How Much Do You Have to Hate Someone to Not Proselytize?
- Monday, July 19, 2010
At the time of this writing, Mecklenburg Community Church has just over 79 percent of its total growth coming from the unchurched. Leaders from other churches often ask what we do to reach such large numbers of non-Christians. They want a program, a style, a series, anything that might translate to their context and work. The reality is that our strategy is constantly changing; our "secret," however, has remained the same for nearly two decades: we are committed to reaching out in the most effective way possible. It's that simple. We do not believe we exist for ourselves but for those who have yet to come. We do not build the church to meet our needs but the needs of others. Our "front door" has been intentionally, passionately, thrown open, and we do not simply invite others in but actively seek them out and bring them. In explaining this to others, I often tell of an event that happened in the early days of Meck. We spent four years meeting in an elementary school, which meant we had to set up every Saturday and break down every Sunday. One weekend we were breaking down after the service, putting things back in trucks and sheds and cars, and Susan and I looked around and realized that our daughter, Rebecca, wasn't there. I thought she was with Susan, and Susan thought she was with me. She was only about 7 years old at the time. At first, we only panicked a little, because we assumed she'd be found right around the corner. But she wasn't right around the corner. She wasn't out on the playground, she wasn't in any of the rooms, she wasn't in the hallway, she wasn't in the cafeteria, and she wasn't in the gym. We couldn't find her anywhere. I have seldom experienced such sheer panic and fear. My little girl, gone.
I started racing through the building, going into rooms we didn't even use, hallways that were darkened, I ran outside and yelled her name until I thought I was going to lose my voice. Nothing mattered more to me than finding my daughter. It occupied every thought, every ounce of energy. Everything else paled in comparison. Just as we were getting ready to call the police, going back over every inch of the school again, I saw, down a long, dark hallway that we didn't use, outside of the doors we always blocked off because it was so cut off and led directly to the fields, a little head with brown hair barely above the glass. She had gone out the door, it had locked behind her, so she had sat down where she couldn't be seen and was just waiting for someone to find her. She had been crying and was scared, and she didn't know what to do but wait. I ran down that hallway, threw open those doors and grabbed that little girl and held her like you would not believe. You could not have pried her from my arms. That is the heart of God. The heart of the Father is one in absolute, ongoing, permanent frenzy to find the lost. And that is to be our frenzy as well.
But there is more than just passivity that we must address. Many Christians view those outside of the faith as needing to go to hell. They are the bad guys, the enemy; we refer to them as "pagans," "secular humanists," "liberals" and worse. Our relationship seems intensely adversarial in nature.
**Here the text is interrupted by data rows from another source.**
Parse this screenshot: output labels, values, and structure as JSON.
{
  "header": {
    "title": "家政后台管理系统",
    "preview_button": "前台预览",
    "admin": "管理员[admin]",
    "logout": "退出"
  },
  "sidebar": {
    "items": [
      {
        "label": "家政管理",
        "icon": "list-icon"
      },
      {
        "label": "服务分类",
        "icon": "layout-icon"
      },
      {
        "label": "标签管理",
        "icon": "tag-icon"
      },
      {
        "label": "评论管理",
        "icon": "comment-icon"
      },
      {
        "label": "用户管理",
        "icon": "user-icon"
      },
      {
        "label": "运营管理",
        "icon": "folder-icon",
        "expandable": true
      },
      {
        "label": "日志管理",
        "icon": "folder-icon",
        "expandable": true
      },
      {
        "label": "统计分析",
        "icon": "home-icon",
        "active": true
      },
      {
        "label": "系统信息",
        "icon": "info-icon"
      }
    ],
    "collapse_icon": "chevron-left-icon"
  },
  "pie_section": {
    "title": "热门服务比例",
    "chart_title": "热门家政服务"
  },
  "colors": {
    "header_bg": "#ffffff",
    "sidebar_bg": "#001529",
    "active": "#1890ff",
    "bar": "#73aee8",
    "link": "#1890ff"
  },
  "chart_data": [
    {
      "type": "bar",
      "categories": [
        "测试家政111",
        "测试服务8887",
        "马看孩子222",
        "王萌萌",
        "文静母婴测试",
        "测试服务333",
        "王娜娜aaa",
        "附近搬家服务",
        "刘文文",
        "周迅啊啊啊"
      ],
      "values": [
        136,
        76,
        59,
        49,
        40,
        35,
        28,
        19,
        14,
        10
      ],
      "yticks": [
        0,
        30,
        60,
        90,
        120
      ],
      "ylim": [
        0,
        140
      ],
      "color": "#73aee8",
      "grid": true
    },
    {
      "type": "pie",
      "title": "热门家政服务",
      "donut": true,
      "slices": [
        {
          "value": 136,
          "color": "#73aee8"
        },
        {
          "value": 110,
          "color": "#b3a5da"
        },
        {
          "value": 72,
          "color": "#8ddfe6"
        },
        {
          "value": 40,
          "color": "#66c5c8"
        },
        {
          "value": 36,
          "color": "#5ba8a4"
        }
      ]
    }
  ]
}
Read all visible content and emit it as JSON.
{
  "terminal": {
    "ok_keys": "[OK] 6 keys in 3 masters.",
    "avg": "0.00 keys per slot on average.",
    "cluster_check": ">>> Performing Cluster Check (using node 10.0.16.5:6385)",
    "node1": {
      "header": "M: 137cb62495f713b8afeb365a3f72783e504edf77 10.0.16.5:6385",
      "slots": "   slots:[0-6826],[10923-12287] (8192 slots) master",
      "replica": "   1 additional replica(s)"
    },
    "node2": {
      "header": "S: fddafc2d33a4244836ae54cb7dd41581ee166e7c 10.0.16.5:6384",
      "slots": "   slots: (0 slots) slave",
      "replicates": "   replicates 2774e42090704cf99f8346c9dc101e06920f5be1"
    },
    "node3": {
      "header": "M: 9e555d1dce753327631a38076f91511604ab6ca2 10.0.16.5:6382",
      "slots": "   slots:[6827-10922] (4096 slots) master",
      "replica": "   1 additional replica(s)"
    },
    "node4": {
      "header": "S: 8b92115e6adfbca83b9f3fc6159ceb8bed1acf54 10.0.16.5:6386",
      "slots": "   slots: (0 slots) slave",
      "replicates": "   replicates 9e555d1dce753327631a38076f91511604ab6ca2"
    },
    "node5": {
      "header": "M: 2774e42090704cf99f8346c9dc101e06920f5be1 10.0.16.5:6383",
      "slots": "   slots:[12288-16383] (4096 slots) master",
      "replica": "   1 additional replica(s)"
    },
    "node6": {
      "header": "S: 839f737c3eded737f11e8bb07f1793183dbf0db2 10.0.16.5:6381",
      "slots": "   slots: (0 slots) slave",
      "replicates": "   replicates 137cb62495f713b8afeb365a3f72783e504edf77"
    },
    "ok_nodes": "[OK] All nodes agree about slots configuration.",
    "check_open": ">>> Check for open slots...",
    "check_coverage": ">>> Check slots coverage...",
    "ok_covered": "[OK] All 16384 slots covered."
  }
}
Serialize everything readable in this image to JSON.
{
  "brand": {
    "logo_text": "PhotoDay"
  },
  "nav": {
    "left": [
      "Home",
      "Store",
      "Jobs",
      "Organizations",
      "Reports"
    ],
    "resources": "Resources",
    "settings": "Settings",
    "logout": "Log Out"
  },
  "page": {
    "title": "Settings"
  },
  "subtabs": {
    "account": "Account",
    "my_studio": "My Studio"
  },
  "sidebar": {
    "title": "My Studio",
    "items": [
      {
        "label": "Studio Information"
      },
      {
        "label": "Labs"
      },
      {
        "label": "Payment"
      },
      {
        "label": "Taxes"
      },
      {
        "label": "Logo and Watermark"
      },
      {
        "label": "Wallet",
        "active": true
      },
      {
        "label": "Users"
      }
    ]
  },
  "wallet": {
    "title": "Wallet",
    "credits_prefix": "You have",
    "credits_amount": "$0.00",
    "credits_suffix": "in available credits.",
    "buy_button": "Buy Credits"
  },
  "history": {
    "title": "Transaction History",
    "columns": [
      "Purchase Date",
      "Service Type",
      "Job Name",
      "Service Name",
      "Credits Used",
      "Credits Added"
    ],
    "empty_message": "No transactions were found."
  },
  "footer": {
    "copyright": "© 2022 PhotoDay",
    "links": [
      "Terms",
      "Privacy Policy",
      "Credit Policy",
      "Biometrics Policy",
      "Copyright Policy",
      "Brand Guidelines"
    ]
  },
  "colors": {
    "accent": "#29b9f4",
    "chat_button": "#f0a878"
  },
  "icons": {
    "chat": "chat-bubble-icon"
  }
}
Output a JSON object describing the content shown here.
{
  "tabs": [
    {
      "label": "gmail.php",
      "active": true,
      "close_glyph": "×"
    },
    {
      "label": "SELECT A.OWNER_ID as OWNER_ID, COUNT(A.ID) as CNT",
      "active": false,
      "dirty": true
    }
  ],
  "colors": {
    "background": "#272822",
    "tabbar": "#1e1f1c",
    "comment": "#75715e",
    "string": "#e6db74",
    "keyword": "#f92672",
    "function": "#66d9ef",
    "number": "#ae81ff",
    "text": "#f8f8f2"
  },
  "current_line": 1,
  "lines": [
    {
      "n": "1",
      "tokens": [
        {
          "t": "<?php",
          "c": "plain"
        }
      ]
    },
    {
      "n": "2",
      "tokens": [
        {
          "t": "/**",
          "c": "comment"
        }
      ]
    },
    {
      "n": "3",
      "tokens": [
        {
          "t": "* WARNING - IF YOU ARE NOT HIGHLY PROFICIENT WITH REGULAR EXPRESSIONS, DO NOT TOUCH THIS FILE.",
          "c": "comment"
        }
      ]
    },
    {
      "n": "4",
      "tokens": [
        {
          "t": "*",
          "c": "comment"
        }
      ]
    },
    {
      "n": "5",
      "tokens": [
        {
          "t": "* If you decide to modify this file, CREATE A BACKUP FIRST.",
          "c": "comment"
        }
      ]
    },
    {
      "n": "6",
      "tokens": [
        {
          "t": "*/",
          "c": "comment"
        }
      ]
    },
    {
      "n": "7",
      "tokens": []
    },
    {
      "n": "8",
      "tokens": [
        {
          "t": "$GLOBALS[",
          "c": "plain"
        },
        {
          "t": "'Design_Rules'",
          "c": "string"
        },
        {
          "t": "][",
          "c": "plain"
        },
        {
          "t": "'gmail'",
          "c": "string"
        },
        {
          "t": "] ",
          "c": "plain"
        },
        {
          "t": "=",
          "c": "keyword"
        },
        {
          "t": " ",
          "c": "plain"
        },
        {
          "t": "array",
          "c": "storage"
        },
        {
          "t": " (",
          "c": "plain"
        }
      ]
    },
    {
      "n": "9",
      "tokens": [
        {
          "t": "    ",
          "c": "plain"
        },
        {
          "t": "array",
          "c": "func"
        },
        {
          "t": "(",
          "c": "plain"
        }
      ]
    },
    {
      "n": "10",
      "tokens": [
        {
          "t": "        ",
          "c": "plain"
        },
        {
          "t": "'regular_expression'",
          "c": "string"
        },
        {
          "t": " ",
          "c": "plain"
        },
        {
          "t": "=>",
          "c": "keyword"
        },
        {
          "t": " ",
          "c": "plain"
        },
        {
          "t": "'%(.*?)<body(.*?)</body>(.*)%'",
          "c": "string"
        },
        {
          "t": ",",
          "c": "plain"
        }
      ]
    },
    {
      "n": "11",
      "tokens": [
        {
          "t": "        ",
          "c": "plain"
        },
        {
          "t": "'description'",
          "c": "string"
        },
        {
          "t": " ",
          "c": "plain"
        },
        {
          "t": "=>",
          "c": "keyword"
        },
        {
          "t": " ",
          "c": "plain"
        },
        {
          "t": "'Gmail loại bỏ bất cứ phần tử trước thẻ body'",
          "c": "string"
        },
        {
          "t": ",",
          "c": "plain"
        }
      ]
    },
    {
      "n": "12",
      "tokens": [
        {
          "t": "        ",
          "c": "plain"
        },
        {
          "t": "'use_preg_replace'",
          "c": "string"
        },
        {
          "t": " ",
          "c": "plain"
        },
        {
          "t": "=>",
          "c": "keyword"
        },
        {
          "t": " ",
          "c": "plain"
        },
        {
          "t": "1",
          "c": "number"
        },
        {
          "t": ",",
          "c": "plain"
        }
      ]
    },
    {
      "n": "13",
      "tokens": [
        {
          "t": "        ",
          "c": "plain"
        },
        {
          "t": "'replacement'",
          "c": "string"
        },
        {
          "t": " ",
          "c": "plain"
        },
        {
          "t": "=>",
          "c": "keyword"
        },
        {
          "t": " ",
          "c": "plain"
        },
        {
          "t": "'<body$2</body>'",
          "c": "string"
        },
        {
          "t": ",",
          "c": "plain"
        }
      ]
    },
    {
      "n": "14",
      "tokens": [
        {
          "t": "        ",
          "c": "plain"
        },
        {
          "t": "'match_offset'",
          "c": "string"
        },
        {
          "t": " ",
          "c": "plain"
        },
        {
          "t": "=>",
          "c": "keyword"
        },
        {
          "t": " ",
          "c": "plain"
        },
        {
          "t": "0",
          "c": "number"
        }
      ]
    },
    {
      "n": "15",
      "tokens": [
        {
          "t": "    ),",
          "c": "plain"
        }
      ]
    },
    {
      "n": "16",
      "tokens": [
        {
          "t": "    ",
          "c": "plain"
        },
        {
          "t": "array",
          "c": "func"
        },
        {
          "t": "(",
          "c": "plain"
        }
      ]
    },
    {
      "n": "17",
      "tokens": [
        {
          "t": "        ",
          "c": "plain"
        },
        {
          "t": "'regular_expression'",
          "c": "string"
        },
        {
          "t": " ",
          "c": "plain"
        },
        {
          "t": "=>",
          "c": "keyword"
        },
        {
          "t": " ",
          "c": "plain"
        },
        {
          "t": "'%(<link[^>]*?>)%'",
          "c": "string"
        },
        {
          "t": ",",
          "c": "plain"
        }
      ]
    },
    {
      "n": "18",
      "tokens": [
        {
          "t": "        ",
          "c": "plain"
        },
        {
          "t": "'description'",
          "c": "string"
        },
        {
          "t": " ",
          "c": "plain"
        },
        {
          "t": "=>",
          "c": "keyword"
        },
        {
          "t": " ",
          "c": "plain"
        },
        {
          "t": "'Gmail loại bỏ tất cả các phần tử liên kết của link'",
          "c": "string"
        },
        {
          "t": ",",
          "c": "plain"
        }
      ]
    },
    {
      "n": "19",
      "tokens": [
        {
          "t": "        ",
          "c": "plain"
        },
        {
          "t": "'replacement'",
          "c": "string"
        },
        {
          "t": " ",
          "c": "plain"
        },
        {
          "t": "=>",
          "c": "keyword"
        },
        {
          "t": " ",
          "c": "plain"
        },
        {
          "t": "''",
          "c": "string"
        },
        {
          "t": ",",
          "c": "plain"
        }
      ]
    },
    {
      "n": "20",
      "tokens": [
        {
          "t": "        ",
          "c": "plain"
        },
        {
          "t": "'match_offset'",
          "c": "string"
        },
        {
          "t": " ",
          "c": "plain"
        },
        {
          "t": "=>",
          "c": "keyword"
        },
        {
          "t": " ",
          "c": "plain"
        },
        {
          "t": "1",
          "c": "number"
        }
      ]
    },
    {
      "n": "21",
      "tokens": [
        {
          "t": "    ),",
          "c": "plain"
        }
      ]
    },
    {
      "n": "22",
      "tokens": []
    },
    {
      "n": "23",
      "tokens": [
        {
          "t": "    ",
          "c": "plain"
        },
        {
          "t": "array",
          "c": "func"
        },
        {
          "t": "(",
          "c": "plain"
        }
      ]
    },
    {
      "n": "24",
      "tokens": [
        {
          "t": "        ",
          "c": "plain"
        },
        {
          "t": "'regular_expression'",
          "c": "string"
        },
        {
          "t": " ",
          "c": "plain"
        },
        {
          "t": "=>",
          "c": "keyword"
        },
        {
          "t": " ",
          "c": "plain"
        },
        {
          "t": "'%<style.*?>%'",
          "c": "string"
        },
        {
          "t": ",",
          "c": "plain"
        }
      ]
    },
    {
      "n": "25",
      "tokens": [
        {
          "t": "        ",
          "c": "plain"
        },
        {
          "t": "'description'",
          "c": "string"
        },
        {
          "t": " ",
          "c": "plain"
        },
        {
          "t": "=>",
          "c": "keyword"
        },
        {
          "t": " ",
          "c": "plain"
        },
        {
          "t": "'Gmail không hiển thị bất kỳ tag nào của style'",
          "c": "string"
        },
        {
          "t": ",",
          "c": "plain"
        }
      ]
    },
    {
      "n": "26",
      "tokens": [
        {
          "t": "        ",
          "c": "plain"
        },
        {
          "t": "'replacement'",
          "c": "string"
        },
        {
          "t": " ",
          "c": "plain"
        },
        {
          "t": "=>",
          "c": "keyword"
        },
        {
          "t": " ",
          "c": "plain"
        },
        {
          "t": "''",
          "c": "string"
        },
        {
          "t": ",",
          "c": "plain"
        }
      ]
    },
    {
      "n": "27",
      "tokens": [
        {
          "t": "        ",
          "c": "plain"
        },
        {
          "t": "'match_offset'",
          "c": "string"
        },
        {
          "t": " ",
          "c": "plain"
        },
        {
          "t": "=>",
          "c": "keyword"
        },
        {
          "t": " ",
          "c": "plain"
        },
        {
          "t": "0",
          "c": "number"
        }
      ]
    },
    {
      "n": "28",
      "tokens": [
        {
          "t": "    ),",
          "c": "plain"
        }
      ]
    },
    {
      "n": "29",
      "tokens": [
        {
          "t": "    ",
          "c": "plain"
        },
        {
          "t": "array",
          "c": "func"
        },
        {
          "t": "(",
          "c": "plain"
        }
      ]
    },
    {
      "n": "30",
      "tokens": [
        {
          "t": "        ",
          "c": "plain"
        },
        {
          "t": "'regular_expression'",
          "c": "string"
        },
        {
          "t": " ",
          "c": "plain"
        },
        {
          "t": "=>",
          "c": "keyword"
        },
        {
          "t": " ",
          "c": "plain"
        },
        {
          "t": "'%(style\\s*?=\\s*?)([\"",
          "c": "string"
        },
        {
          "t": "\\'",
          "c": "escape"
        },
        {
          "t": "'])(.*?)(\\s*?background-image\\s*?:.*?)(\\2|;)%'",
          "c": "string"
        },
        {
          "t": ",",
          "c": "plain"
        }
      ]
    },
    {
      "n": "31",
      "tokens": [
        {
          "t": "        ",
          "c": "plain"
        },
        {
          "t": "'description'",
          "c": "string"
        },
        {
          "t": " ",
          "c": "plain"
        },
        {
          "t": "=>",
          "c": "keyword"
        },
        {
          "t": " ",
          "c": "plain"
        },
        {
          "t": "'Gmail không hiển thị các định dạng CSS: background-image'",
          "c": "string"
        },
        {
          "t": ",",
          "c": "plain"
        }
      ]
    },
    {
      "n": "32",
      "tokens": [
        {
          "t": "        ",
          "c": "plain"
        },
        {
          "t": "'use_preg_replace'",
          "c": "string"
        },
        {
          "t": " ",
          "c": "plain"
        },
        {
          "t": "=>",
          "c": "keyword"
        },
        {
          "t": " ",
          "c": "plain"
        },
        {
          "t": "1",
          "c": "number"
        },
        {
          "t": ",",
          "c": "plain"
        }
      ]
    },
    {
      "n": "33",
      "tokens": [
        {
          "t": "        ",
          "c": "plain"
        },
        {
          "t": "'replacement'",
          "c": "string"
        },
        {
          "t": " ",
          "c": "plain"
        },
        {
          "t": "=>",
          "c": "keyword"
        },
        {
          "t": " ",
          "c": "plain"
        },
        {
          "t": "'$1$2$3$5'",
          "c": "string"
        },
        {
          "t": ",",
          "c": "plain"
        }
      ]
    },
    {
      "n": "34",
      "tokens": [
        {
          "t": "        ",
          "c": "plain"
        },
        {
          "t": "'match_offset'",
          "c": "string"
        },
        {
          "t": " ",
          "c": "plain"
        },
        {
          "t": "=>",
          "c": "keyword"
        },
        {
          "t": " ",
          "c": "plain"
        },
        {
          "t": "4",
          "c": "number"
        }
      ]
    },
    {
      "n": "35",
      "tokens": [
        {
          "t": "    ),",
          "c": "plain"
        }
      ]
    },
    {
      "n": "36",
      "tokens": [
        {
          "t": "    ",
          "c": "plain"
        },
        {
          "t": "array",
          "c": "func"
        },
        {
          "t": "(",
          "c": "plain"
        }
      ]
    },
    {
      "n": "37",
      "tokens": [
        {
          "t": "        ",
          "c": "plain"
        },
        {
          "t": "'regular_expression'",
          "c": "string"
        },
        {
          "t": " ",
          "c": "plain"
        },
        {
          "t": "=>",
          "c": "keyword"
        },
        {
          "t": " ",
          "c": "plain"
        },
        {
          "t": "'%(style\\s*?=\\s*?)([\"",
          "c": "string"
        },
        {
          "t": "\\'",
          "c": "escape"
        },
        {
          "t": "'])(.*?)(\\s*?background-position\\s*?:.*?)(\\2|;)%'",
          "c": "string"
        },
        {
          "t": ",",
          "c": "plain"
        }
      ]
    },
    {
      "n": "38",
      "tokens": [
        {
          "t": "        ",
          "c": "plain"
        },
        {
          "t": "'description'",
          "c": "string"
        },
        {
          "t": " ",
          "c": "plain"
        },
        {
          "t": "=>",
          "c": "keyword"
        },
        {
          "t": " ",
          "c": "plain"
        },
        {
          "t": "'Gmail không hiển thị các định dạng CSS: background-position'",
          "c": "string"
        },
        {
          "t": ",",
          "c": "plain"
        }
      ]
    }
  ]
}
It's the pro-family, Christian-radio listening, fish-sticker wearing, big-Bible carrying types versus the left-leaning, evolution-believing, gay marriage-supporting, Harry Potter-reading pagans.
And those outside of the faith have little doubt about our sentiments. In their book unChristian, David Kinnaman and Gabe Lyons detail research on how those between the ages of sixteen and twenty-nine who are outside of the church view the church and people in it. They offered a set of words or phrases as possible descriptors of Christianity, and then cataloged the number who affirmed their accuracy. Leading the way was "anti-homosexual" (91 percent) and "judgmental" (87 percent). "Outsiders believe Christians do not like them because of what they do, how they look, or what they believe," write Kinnaman and Lyons. "They feel minimized — or worse, demonized — by those who love Jesus."